A penny war that nickels and dimes opponents to death but quells hunger

Posted December 5, 2017

A student approaches a table in the UWRF University Center and puts a handful of pennies in one jar, boosting her college’s chance of winning a competition, and then she puts a handful of nickels, dimes and quarters in another college’s jar — increasing her own college’s odds even further.

What’s going on here? Well, it’s a “penny war,” and in this case the real winners are the River Falls food pantry and its recipients.

Friday is the last chance this semester for students to participate in the penny war fundraiser run by the UW-River Falls Honors Program.

“Every dollar we raise,” Honors Program Director Kathleen Hunzer said, “(the food pantry) can buy approximately $5 worth of food, based on their connections.”

The penny wars have been ongoing since Tuesday, and the idea behind them is that the Honors Program is pitting the different colleges on campus against one another in a contest to see who can collect the most pennies. Student volunteers from the Honors Program set up a table in the main atrium of the University Center outfitted with four collection jars – one for each of the colleges. Pennies count positive, and everything else counts negative. To help their favorite college win, students can donate pennies to their favorite while sabotaging the others with non-penny coins.

The money will go directly to the River Falls food pantry, which is located at 222 North Main St., near Bo Jon’s florist. Brad Olson, who volunteers his time to do food pickups for the pantry, said that the organization seems to do a good job of providing food to people in need.

“In the 15 years I’ve been here, I don’t remember us not really having any food ever, which is good. We’ve always had something,” Olson said. “It’s a well-run food pantry, I think.”

Because this is the first year that the Honors Program has attempted this fundraiser, Hunzer does not know exactly how much the penny wars will earn. However, every little bit helps, she said.
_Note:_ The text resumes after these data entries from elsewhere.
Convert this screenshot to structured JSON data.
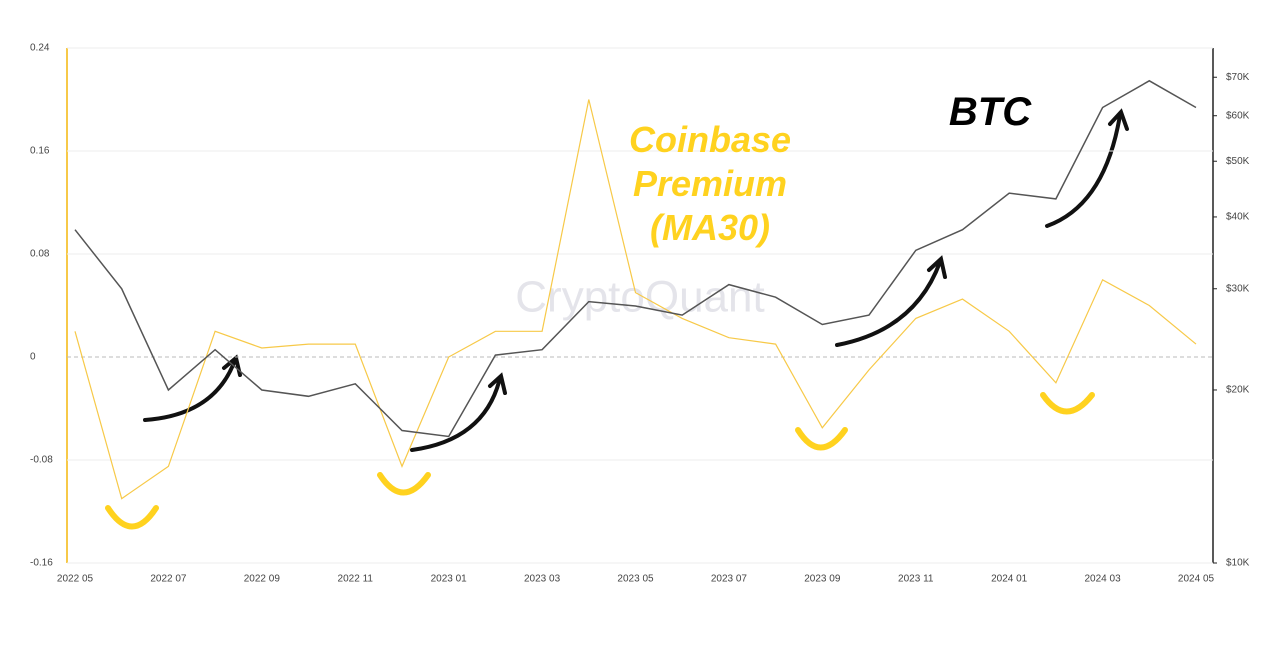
{
  "chart_data": {
    "type": "line",
    "x": [
      "2022 05",
      null,
      "2022 07",
      null,
      "2022 09",
      null,
      "2022 11",
      null,
      "2023 01",
      null,
      "2023 03",
      null,
      "2023 05",
      null,
      "2023 07",
      null,
      "2023 09",
      null,
      "2023 11",
      null,
      "2024 01",
      null,
      "2024 03",
      null,
      "2024 05"
    ],
    "series": [
      {
        "name": "Coinbase Premium (MA30)",
        "color": "#f7c948",
        "values": [
          0.02,
          -0.11,
          -0.085,
          0.02,
          0.007,
          0.01,
          0.01,
          -0.085,
          0.0,
          0.02,
          0.02,
          0.2,
          0.05,
          0.03,
          0.015,
          0.01,
          -0.055,
          -0.01,
          0.03,
          0.045,
          0.02,
          -0.02,
          0.06,
          0.04,
          0.01
        ]
      },
      {
        "name": "BTC",
        "color": "#555555",
        "axis": "y2",
        "values": [
          38000,
          30000,
          20000,
          23500,
          20000,
          19500,
          20500,
          17000,
          16600,
          23000,
          23500,
          28500,
          28000,
          27000,
          30500,
          29000,
          26000,
          27000,
          35000,
          38000,
          44000,
          43000,
          62000,
          69000,
          62000
        ]
      }
    ],
    "ylim": [
      -0.16,
      0.24
    ],
    "yticks": [
      -0.16,
      -0.08,
      0,
      0.08,
      0.16,
      0.24
    ],
    "y2lim": [
      10000,
      78700
    ],
    "y2log": true,
    "y2ticks": [
      {
        "value": 10000,
        "label": "$10K"
      },
      {
        "value": 20000,
        "label": "$20K"
      },
      {
        "value": 30000,
        "label": "$30K"
      },
      {
        "value": 40000,
        "label": "$40K"
      },
      {
        "value": 50000,
        "label": "$50K"
      },
      {
        "value": 60000,
        "label": "$60K"
      },
      {
        "value": 70000,
        "label": "$70K"
      }
    ],
    "grid": true,
    "watermark": "CryptoQuant"
  }
}
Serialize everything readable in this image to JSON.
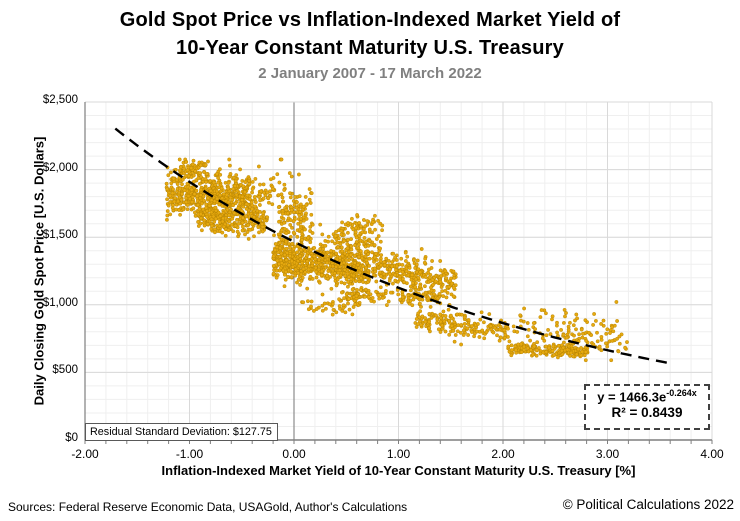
{
  "header": {
    "title_line1": "Gold Spot Price vs Inflation-Indexed Market Yield of",
    "title_line2": "10-Year Constant Maturity U.S. Treasury",
    "subtitle": "2 January 2007 - 17 March 2022"
  },
  "chart_data": {
    "type": "scatter",
    "title": "Gold Spot Price vs Inflation-Indexed Market Yield of 10-Year Constant Maturity U.S. Treasury",
    "subtitle": "2 January 2007 - 17 March 2022",
    "xlabel": "Inflation-Indexed Market Yield of 10-Year Constant Maturity U.S. Treasury [%]",
    "ylabel": "Daily Closing Gold Spot Price [U.S. Dollars]",
    "xlim": [
      -2.0,
      4.0
    ],
    "ylim": [
      0,
      2500
    ],
    "x_minor_step": 0.2,
    "y_minor_step": 100,
    "grid": "on",
    "legend": "none",
    "x_ticks": [
      {
        "label": "-2.00",
        "v": -2
      },
      {
        "label": "-1.00",
        "v": -1
      },
      {
        "label": "0.00",
        "v": 0
      },
      {
        "label": "1.00",
        "v": 1
      },
      {
        "label": "2.00",
        "v": 2
      },
      {
        "label": "3.00",
        "v": 3
      },
      {
        "label": "4.00",
        "v": 4
      }
    ],
    "y_ticks": [
      {
        "label": "$0",
        "v": 0
      },
      {
        "label": "$500",
        "v": 500
      },
      {
        "label": "$1,000",
        "v": 1000
      },
      {
        "label": "$1,500",
        "v": 1500
      },
      {
        "label": "$2,000",
        "v": 2000
      },
      {
        "label": "$2,500",
        "v": 2500
      }
    ],
    "point_color": "#E6A90F",
    "point_edge_color": "#B07F00",
    "minor_grid_color": "#EFEFEF",
    "major_grid_color": "#D9D9D9",
    "axis_color": "#7F7F7F",
    "zero_line_color": "#8C8C8C",
    "trendline": {
      "type": "exponential",
      "a": 1466.3,
      "b": -0.264,
      "x_start": -1.71,
      "x_end": 3.6,
      "color": "#000000",
      "eq_base": "y = 1466.3e",
      "eq_sup": "-0.264x",
      "r2_label": "R² = 0.8439",
      "r_squared": 0.8439
    },
    "residual_note": "Residual Standard Deviation: $127.75",
    "x_data_range": [
      -1.25,
      3.2
    ],
    "y_data_range": [
      590,
      2075
    ],
    "seed": 7,
    "clusters": [
      [
        -1.22,
        -0.42,
        1830,
        1790,
        80,
        520
      ],
      [
        -1.1,
        -0.82,
        1995,
        1985,
        40,
        80
      ],
      [
        -0.92,
        -0.25,
        1655,
        1615,
        55,
        270
      ],
      [
        -0.58,
        -0.15,
        1845,
        1835,
        60,
        65
      ],
      [
        -0.15,
        0.18,
        1670,
        1590,
        130,
        150
      ],
      [
        -0.2,
        0.72,
        1350,
        1250,
        70,
        650
      ],
      [
        0.25,
        0.85,
        1480,
        1430,
        55,
        100
      ],
      [
        0.45,
        0.88,
        1580,
        1560,
        45,
        60
      ],
      [
        0.7,
        1.55,
        1300,
        1140,
        60,
        290
      ],
      [
        0.45,
        1.4,
        1065,
        1050,
        30,
        130
      ],
      [
        0.05,
        0.6,
        1000,
        985,
        40,
        40
      ],
      [
        1.15,
        2.05,
        900,
        800,
        45,
        190
      ],
      [
        2.1,
        3.1,
        845,
        815,
        70,
        85
      ],
      [
        2.05,
        2.82,
        680,
        650,
        22,
        180
      ],
      [
        2.55,
        3.2,
        730,
        700,
        55,
        60
      ]
    ]
  },
  "footer": {
    "sources": "Sources: Federal Reserve Economic Data, USAGold, Author's Calculations",
    "copyright": "© Political Calculations 2022"
  }
}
“Everybody thinks you need to be homeless to have food need,” Hunzer said. “The reality is that there’s a lot more food insecurity in our community, on our campus – some of our students who don’t have a meal plan face food insecurity.”

According to national 2016 statistics from the U.S. Department of Agriculture, 12.3 percent of households face low or very low food security. Low means the household’s eating patterns or food intake are not significantly disrupted, but only because they’re being helped by various assistance programs. Very low means that insufficient money or food resources does disrupt their food intake or eating patterns.
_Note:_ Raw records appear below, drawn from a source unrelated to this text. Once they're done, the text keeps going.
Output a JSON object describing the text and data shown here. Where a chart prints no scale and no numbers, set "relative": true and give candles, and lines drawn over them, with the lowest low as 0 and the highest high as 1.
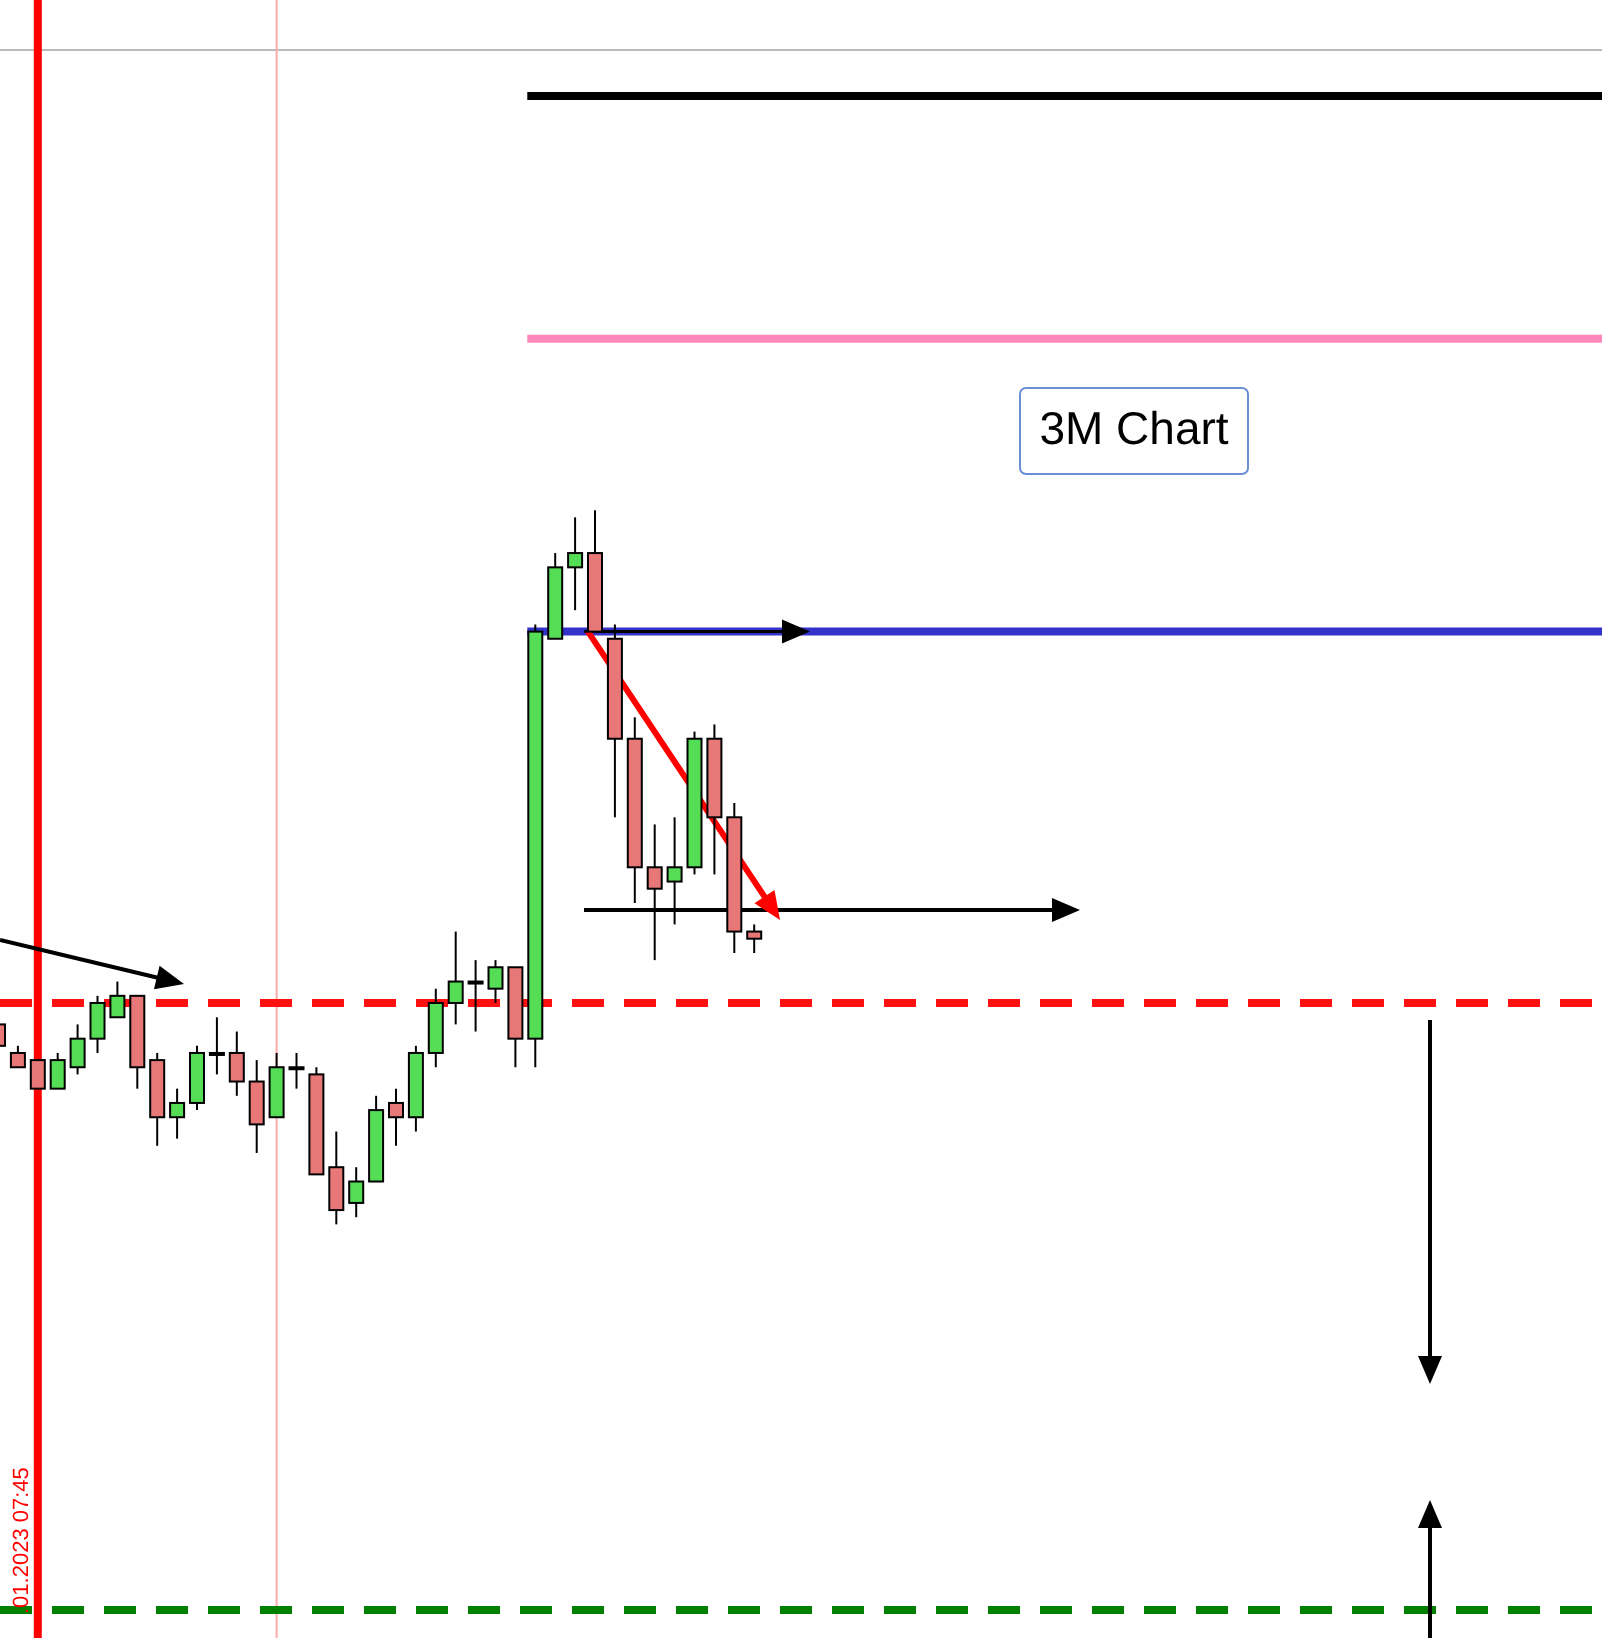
{
  "chart_data": {
    "type": "candlestick",
    "relative": true,
    "categories": [
      null,
      null,
      null,
      null,
      null,
      null,
      null,
      null,
      null,
      null,
      null,
      null,
      null,
      null,
      null,
      null,
      null,
      null,
      null,
      null,
      null,
      null,
      null,
      null,
      null,
      null,
      null,
      null,
      null,
      null,
      null,
      null,
      null,
      null,
      null,
      null,
      null,
      null,
      null
    ],
    "ohlc": [
      [
        0.28,
        0.29,
        0.25,
        0.25
      ],
      [
        0.24,
        0.25,
        0.22,
        0.22
      ],
      [
        0.23,
        0.23,
        0.19,
        0.19
      ],
      [
        0.19,
        0.24,
        0.19,
        0.23
      ],
      [
        0.22,
        0.28,
        0.21,
        0.26
      ],
      [
        0.26,
        0.32,
        0.24,
        0.31
      ],
      [
        0.29,
        0.34,
        0.29,
        0.32
      ],
      [
        0.32,
        0.32,
        0.19,
        0.22
      ],
      [
        0.23,
        0.24,
        0.11,
        0.15
      ],
      [
        0.15,
        0.19,
        0.12,
        0.17
      ],
      [
        0.17,
        0.25,
        0.16,
        0.24
      ],
      [
        0.24,
        0.29,
        0.21,
        0.24
      ],
      [
        0.24,
        0.27,
        0.18,
        0.2
      ],
      [
        0.2,
        0.23,
        0.1,
        0.14
      ],
      [
        0.15,
        0.24,
        0.15,
        0.22
      ],
      [
        0.22,
        0.24,
        0.19,
        0.22
      ],
      [
        0.21,
        0.22,
        0.07,
        0.07
      ],
      [
        0.08,
        0.13,
        0,
        0.02
      ],
      [
        0.03,
        0.08,
        0.01,
        0.06
      ],
      [
        0.06,
        0.18,
        0.06,
        0.16
      ],
      [
        0.17,
        0.19,
        0.11,
        0.15
      ],
      [
        0.15,
        0.25,
        0.13,
        0.24
      ],
      [
        0.24,
        0.33,
        0.22,
        0.31
      ],
      [
        0.31,
        0.41,
        0.28,
        0.34
      ],
      [
        0.34,
        0.37,
        0.27,
        0.34
      ],
      [
        0.33,
        0.37,
        0.31,
        0.36
      ],
      [
        0.36,
        0.36,
        0.22,
        0.26
      ],
      [
        0.26,
        0.84,
        0.22,
        0.83
      ],
      [
        0.82,
        0.94,
        0.82,
        0.92
      ],
      [
        0.92,
        0.99,
        0.86,
        0.94
      ],
      [
        0.94,
        1,
        0.83,
        0.83
      ],
      [
        0.82,
        0.84,
        0.57,
        0.68
      ],
      [
        0.68,
        0.71,
        0.45,
        0.5
      ],
      [
        0.5,
        0.56,
        0.37,
        0.47
      ],
      [
        0.48,
        0.57,
        0.42,
        0.5
      ],
      [
        0.5,
        0.69,
        0.49,
        0.68
      ],
      [
        0.68,
        0.7,
        0.49,
        0.57
      ],
      [
        0.57,
        0.59,
        0.38,
        0.41
      ],
      [
        0.41,
        0.42,
        0.38,
        0.4
      ]
    ],
    "colors": [
      "#e87878",
      "#e87878",
      "#e87878",
      "#55dd55",
      "#55dd55",
      "#55dd55",
      "#55dd55",
      "#e87878",
      "#e87878",
      "#55dd55",
      "#55dd55",
      "#e87878",
      "#e87878",
      "#e87878",
      "#55dd55",
      "#e87878",
      "#e87878",
      "#e87878",
      "#55dd55",
      "#55dd55",
      "#e87878",
      "#55dd55",
      "#55dd55",
      "#55dd55",
      "#e87878",
      "#55dd55",
      "#e87878",
      "#55dd55",
      "#55dd55",
      "#55dd55",
      "#e87878",
      "#e87878",
      "#e87878",
      "#e87878",
      "#55dd55",
      "#55dd55",
      "#e87878",
      "#e87878",
      "#e87878"
    ],
    "ref_lines": [
      {
        "axis": "y",
        "value": 1.58,
        "color": "#000000",
        "line_style": "solid"
      },
      {
        "axis": "y",
        "value": 1.24,
        "color": "#ff88bb",
        "line_style": "solid"
      },
      {
        "axis": "y",
        "value": 0.83,
        "color": "#3333cc",
        "line_style": "solid"
      },
      {
        "axis": "y",
        "value": 0.31,
        "color": "#ff1111",
        "line_style": "dashed"
      },
      {
        "axis": "y",
        "value": -0.54,
        "color": "#008000",
        "line_style": "dashed"
      }
    ],
    "annotations": [
      "3M Chart",
      ".01.2023 07:45"
    ]
  }
}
“Just five years ago, we were giving out 300,000 pounds of food across (Pierce) county in the food pantries,” Hunzer said, “and that need has only gotten bigger.”

According to statistics from the Pierce County Hunger Prevention Council, the River Falls pantry serves 648 individuals and 271 households. On average, individuals get about 33 pounds of food a year, and every household gets about 78.
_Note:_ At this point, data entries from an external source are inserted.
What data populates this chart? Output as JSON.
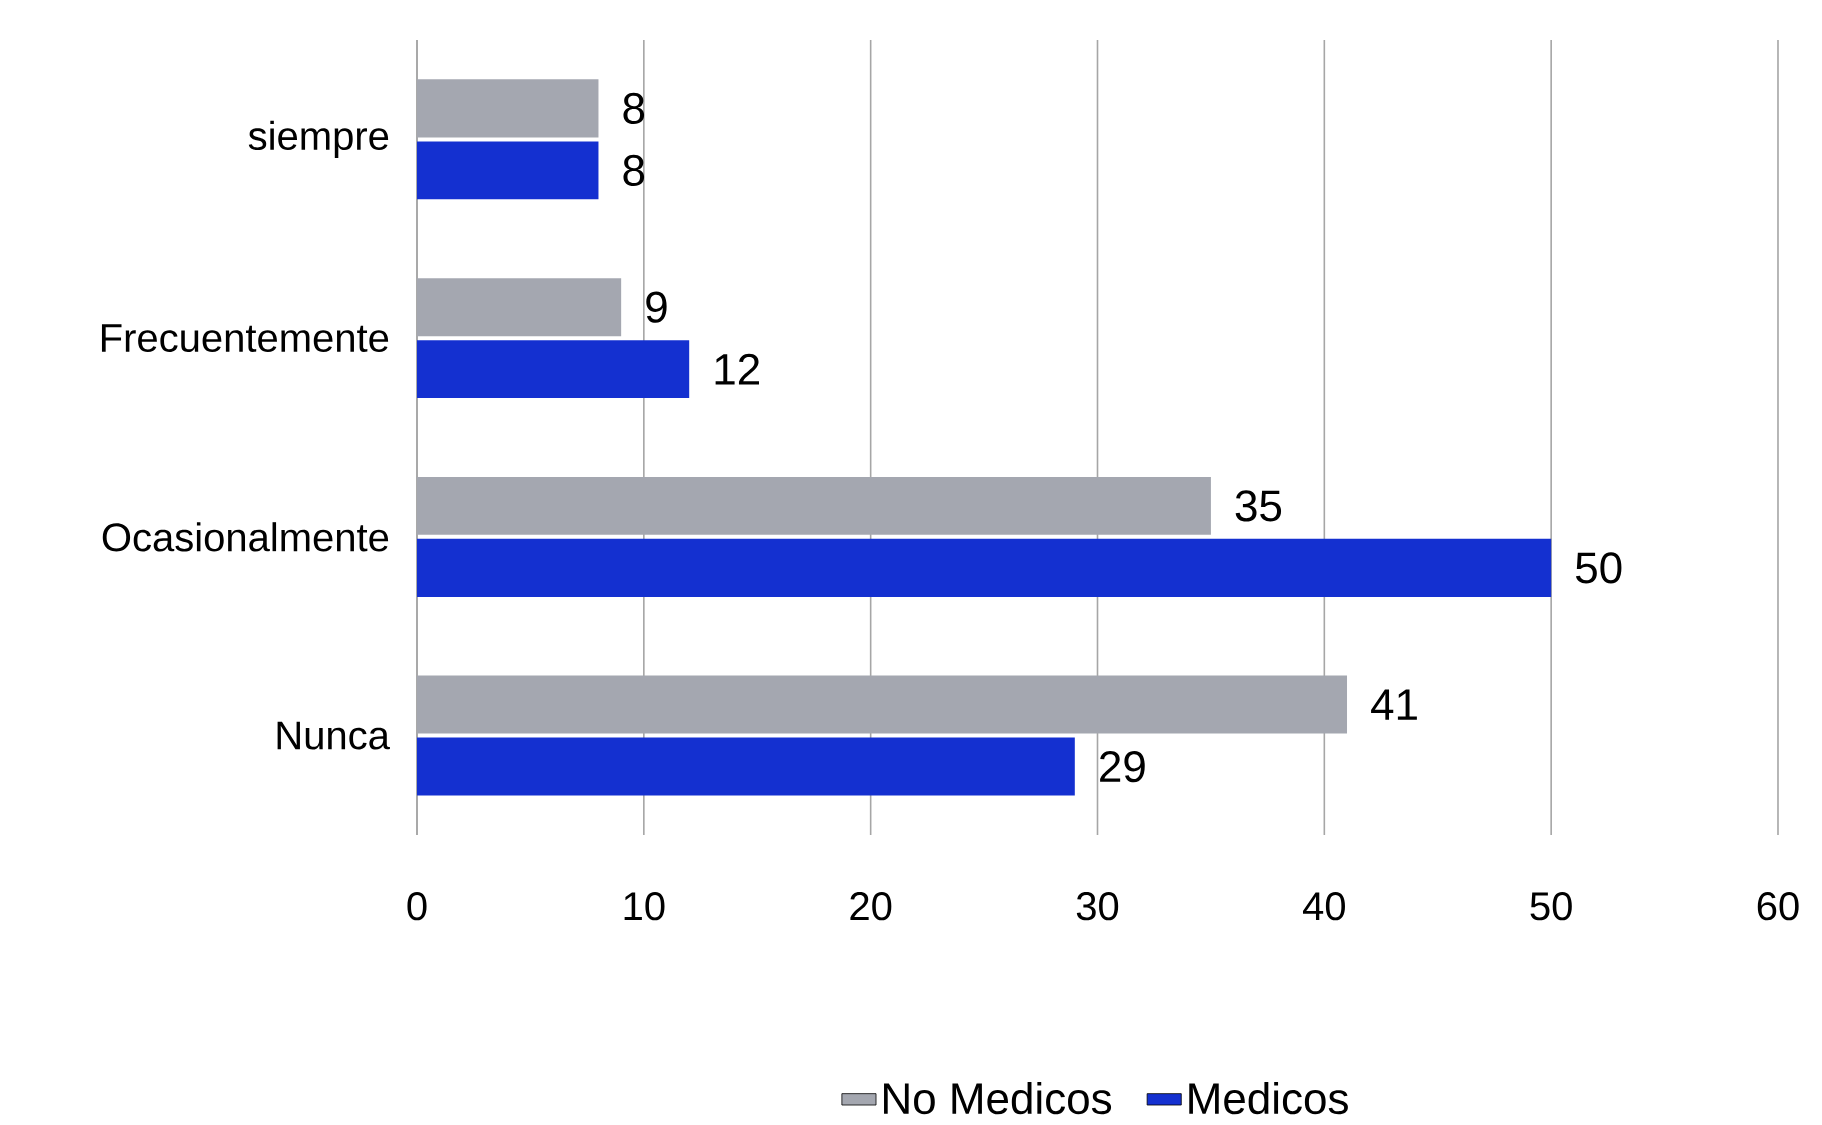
{
  "chart_data": {
    "type": "bar",
    "orientation": "horizontal",
    "categories": [
      "siempre",
      "Frecuentemente",
      "Ocasionalmente",
      "Nunca"
    ],
    "series": [
      {
        "name": "No Medicos",
        "color": "#a4a7b0",
        "values": [
          8,
          9,
          35,
          41
        ]
      },
      {
        "name": "Medicos",
        "color": "#1430d0",
        "values": [
          8,
          12,
          50,
          29
        ]
      }
    ],
    "xlim": [
      0,
      60
    ],
    "xticks": [
      0,
      10,
      20,
      30,
      40,
      50,
      60
    ],
    "grid": "x",
    "legend": "bottom",
    "data_labels": true
  }
}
The penny wars will be wrapping up on Friday, but the project is part of a bigger movement on the part of the Honors Program to get students more involved in helping the community. In addition to the penny collection jars, there is a container where students can deposit receipts from Family Fresh. Each receipt counts as a bit of money that can be sent to the food pantry.

“We really want the Honors Program to have more of a presence in the community,” Hunzer said, “and so we thought, if each semester we sponsored a major volunteer activity, that would kind of increase peoples’ awareness of the amazing things our Honors students are doing.”

After this week, the Family Fresh receipts will still be collected by the Honors Program and can be dropped off at the program office in 139 Hagestad Hall. The penny wars will be repeated next fall, and with more time to organize, the Honors Program will be putting on other events like a “Caroling for Cans” food collection project or a repeat of their “Shoe Away Hunger” idea that sells used shoes for mulch and sends the money to the food pantry.